2024-02-07 13:11:18.033 {"long_message":["selector","","operation","find","topologyDescription","Type: ReplicaSetWithPrimary, Servers: [{ Addr: <<>>.<<>>.mongodb.net:1026, Type: RSSecondary, State: Connected, Tag sets: workloadType=OPERATIONAL,provider=AWS,availabilityZone=aps1-az3,region=AP_SOUTH_1,nodeType=ELECTABLE,diskState=READY, Average RTT: 1.041377ms, Min RTT: 971.188µs }, { Addr: <<>>.<<>>.mongodb.net:1027, Type: RSSecondary, State: Connected, Tag sets: region=AP_SOUTH_1,provider=AWS,diskState=READY,nodeType=ANALYTICS,availabilityZone=aps1-az1, Average RTT: 1.369299ms, Min RTT: 1.261464ms }, { Addr: <<>>.<<>>.mongodb.net:1024, Type: RSPrimary, State: Connected, Tag sets: nodeType=ELECTABLE,availabilityZone=aps1-az2,diskState=READY,provider=AWS,region=AP_SOUTH_1,workloadType=OPERATIONAL, Average RTT: 806.192µs, Min RTT: 743.374µs }, { Addr: <<>>.<<>>.mongodb.net:1025, Type: RSSecondary, State: Connected, Tag sets: region=AP_SOUTH_1,workloadType=OPERATIONAL,availabilityZone=aps1-az1,nodeType=ELECTABLE,provider=AWS,diskState=READY, Average RTT: 1.323328ms, Min RTT: 1.253353ms }, ]","operationId",1961],"short_message":"Server selection started"}

2024-02-07 13:11:18.033 {"long_message":null,"short_message":"Making DB call"}

What is the root cause of this lag of 2s between ConnectionCheckOutStarted and ConnectionCheckedOut event and how to fix it?

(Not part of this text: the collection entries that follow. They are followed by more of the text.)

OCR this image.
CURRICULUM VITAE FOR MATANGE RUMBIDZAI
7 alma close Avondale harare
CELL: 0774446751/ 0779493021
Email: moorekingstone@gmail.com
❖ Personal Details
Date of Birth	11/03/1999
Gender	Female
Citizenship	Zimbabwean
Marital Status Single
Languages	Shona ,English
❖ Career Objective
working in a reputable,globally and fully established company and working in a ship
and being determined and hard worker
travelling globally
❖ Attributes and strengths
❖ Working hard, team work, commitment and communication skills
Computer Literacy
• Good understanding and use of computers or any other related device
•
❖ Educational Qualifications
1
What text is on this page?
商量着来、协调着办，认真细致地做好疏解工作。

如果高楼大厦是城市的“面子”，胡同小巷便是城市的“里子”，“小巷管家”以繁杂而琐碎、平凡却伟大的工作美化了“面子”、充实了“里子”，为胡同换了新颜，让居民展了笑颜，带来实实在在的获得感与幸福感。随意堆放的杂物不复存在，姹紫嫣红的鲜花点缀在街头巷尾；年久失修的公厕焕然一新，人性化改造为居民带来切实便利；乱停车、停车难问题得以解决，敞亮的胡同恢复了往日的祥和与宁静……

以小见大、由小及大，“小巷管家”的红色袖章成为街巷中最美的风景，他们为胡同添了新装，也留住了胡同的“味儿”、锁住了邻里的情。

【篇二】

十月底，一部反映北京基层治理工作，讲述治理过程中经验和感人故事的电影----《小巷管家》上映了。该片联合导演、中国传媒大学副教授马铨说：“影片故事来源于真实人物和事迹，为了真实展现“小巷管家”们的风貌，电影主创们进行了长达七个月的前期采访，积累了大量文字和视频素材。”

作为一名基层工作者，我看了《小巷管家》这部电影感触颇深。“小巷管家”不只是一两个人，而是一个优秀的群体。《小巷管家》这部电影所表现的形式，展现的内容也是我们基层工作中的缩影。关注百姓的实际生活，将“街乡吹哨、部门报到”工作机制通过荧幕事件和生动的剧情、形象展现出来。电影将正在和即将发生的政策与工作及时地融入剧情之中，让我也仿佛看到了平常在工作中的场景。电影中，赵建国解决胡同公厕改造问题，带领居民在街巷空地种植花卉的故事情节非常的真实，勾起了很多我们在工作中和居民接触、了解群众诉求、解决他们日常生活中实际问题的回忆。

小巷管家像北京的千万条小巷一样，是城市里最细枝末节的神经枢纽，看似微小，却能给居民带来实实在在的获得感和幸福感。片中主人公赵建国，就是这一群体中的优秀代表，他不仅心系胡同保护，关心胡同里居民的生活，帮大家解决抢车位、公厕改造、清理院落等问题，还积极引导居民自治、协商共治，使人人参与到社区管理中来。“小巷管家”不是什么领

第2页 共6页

Hello @Sabariram_Chinnathambi, thanks for the question!

Did you observe the lag in Ping() as well? Is the logged Find() the initial operation?

I think your operations are blocked by pool initialization because connection establishment on your deployment environment is slower than your local settings.